Net profit was 76 million euros, down 34 percent compared to the first half of 2013.
Chief Executive Thierry Breton said the group had accelerated a planned restructuring in the first half of the year, maintaining forecasts for full-year increases in net profit and revenue.
"We are doing things quickly so that on the full year, and that's really what counts, on the full year we are aiming for a net result that will be an improvement on last year," he told journalists.
Atos launched a flotation of its Worldline mobile payments arm in July. It also plans to complete its acquisition of Bull, a cloud and cybersecurity firm, at a price of 4.90 euros per share, next month.

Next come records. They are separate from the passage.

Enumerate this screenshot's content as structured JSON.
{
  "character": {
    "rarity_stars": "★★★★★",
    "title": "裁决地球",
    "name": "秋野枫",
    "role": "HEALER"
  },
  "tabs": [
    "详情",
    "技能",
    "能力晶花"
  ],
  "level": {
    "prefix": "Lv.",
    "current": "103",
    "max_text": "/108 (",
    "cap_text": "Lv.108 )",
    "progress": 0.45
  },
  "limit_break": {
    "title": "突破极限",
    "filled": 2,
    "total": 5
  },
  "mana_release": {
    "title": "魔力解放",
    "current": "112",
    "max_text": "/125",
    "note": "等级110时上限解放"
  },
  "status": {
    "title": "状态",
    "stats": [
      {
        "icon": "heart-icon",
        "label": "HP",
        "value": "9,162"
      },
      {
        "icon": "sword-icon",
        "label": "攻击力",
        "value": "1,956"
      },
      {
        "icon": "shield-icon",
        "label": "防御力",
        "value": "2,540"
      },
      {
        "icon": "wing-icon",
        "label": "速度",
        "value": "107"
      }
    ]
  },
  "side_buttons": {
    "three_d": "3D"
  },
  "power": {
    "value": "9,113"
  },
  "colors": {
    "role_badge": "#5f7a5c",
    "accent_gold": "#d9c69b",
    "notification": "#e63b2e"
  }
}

The result of the offer will be published on Aug. 11, Breton said.
The purchase of Bull follows unsuccessful bids for Nordic payments provider Nets and a recent approach for Groupe Steria, a French IT services firm.
Acquiring Bull could help Atos, which competes with global IT giants such as IBM and Accenture, improve its position in the fast-growing Big Data and cybersecurity sectors in Europe, Africa and Brazil.
First-half operating profit was 274.6 million euros, for a margin of 6.6 percent of revenue, an improvement of 20 basis points on a year ago.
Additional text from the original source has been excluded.